Vermont schools now have one staff person for every 3.63 students, the lowest ratio in the United States. In 2018, Scott pushed hard, and unsuccessfully, for legislation that would have instituted mandatory caps on staff-to-student ratios.
“With what we’re spending, we should not be in the middle of the pack on any educational scorecard,” Scott said. “And our kids should all be at grade level in reading and math. In some grades, less than half hit that mark. While educators, administrators, parents and kids are doing their very best to make things work, the statewide system is broken and failing them.”
Inaugural and state-of-the-state speeches tend to include a laundry list of policy ideas. But Scott’s 43-minute speech was focused almost entirely on education and housing — he renewed calls to trim development regulations and to bolster funding for rehabbing dilapidated homes.
Scott only briefly discussed last summer’s floods, and made glancing mentions of public safety, climate change, and health care. The governor, who voted for Vice President Kamala Harris in November, made no mention of President-elect Donald Trump or national politics.

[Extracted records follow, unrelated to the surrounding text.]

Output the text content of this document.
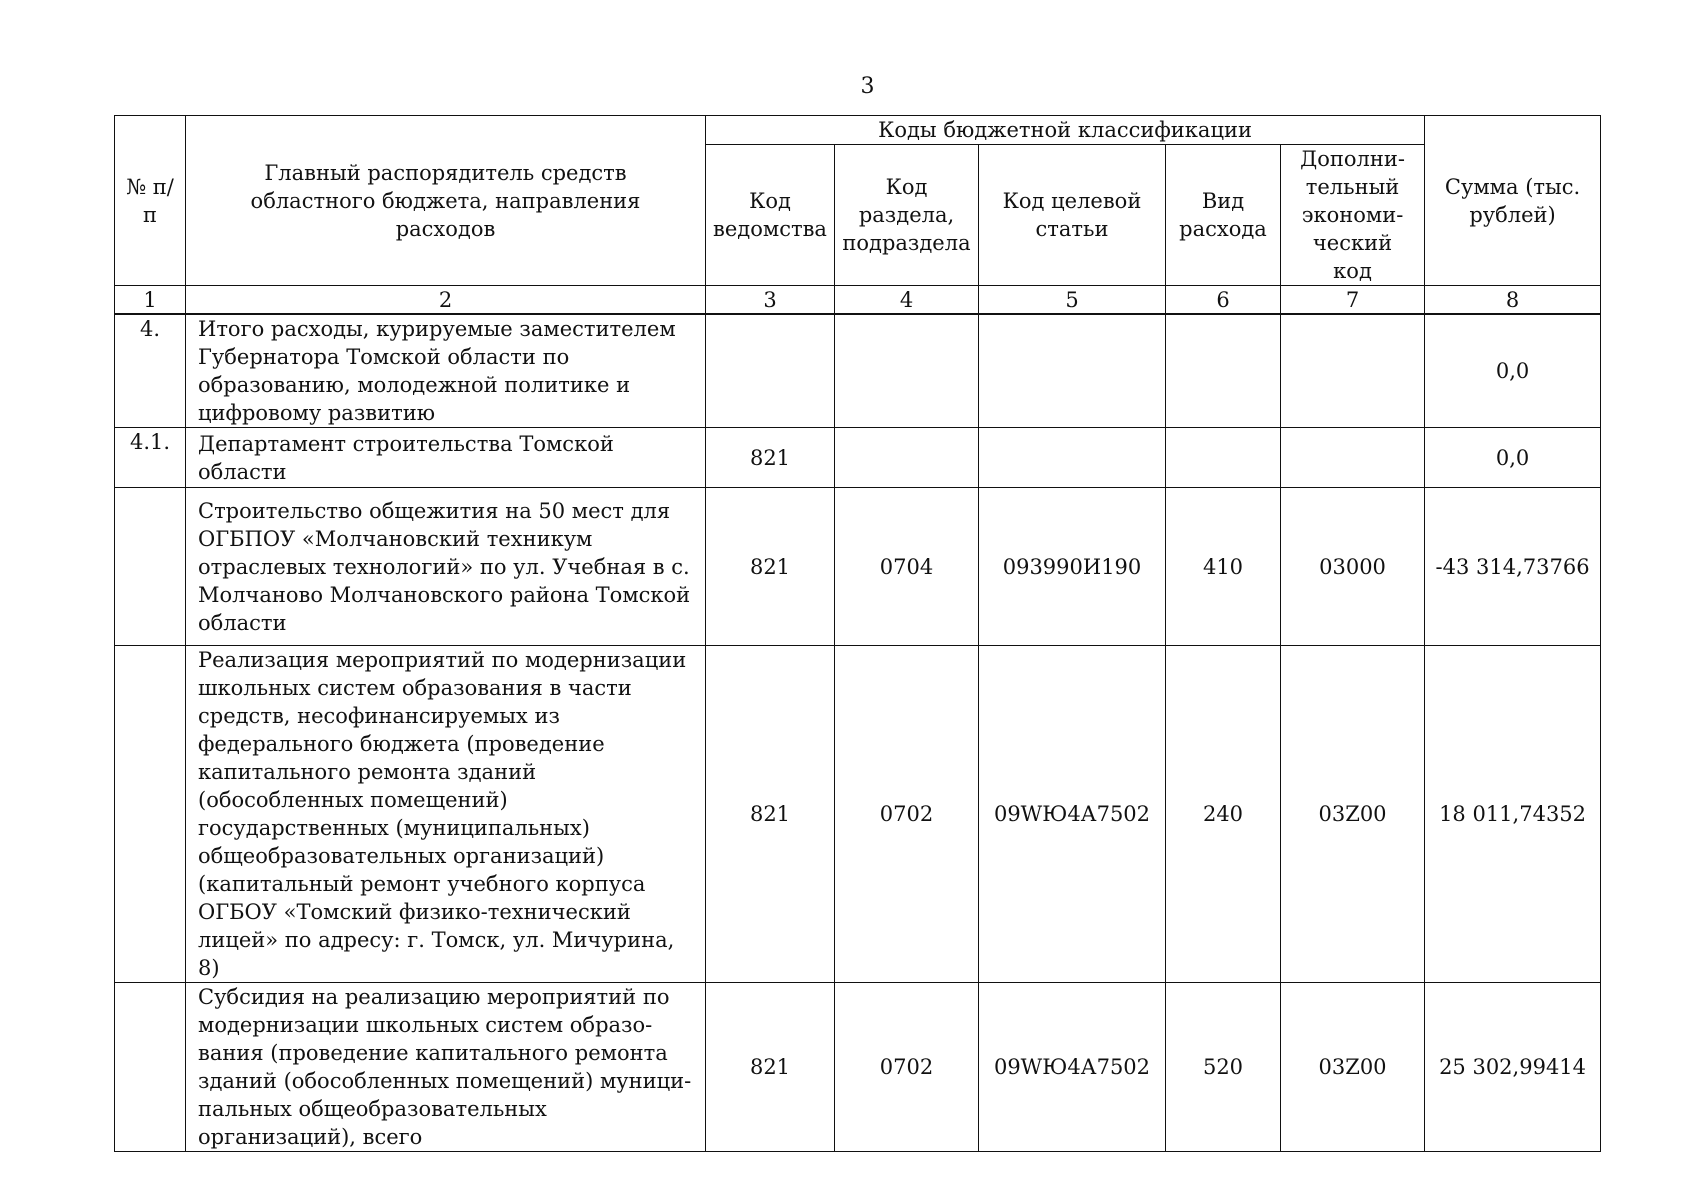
3
№ п/п	Главный распорядитель средств областного бюджета, направления расходов	Коды бюджетной классификации					Сумма (тыс. рублей)
		Код ведомства	Код раздела, подраздела	Код целевой статьи	Вид расхода	Дополни-тельный экономи-ческий код	
1	2	3	4	5	6	7	8
4.	Итого расходы, курируемые заместителем Губернатора Томской области по образованию, молодежной политике и цифровому развитию						0,0
4.1.	Департамент строительства Томской области	821					0,0
	Строительство общежития на 50 мест для ОГБПОУ «Молчановский техникум отраслевых технологий» по ул. Учебная в с. Молчаново Молчановского района Томской области	821	0704	093990И190	410	03000	-43 314,73766
	Реализация мероприятий по модернизации школьных систем образования в части средств, несофинансируемых из федерального бюджета (проведение капитального ремонта зданий (обособленных помещений) государственных (муниципальных) общеобразовательных организаций) (капитальный ремонт учебного корпуса ОГБОУ «Томский физико-технический лицей» по адресу: г. Томск, ул. Мичурина, 8)	821	0702	09WЮ4А7502	240	03Z00	18 011,74352
	Субсидия на реализацию мероприятий по модернизации школьных систем образо-вания (проведение капитального ремонта зданий (обособленных помещений) муници-пальных общеобразовательных организаций), всего	821	0702	09WЮ4А7502	520	03Z00	25 302,99414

Seeking to highlight some successes, the governor noted that overdose and traffic fatalities have declined recently, the state has welcomed more than 1,000 refugees in the past few years, and that the state park system saw near record visitation last year.
The governor has long argued that Chittenden County is prospering at a rate disproportionate to the rest of Vermont. He intensified that rhetoric in Thursday’s speech.
“As the rest of the state struggles to catch up, they carry the same burden of increasing taxes and fees and navigate the same complicated mandates and regulations,” the governor said. “And regardless of how well-intentioned these policies are, they’re expensive and require resources that places like Burlington, Shelburne and Williston may have, but small towns like Chelsea, Lunenburg, Peacham, Plainfield — and even Rutland, Newport or Brattleboro — do not. Too many bills are passed without considering the impact on these communities.”
Early in his speech, Scott paid tribute to several veteran legislators who died in the past year, including senators Bill Doyle and Dick Sears and representatives Don Turner, Bill Keogh, and Curt McCormack. Scott choked up and was visibly emotional when his recalling “my dear friend and mentor,” Sen. Dick Mazza, who died in May.
Former Governors Peter Shumlin, Jim Douglas and Madeleine Kunin attended the speech.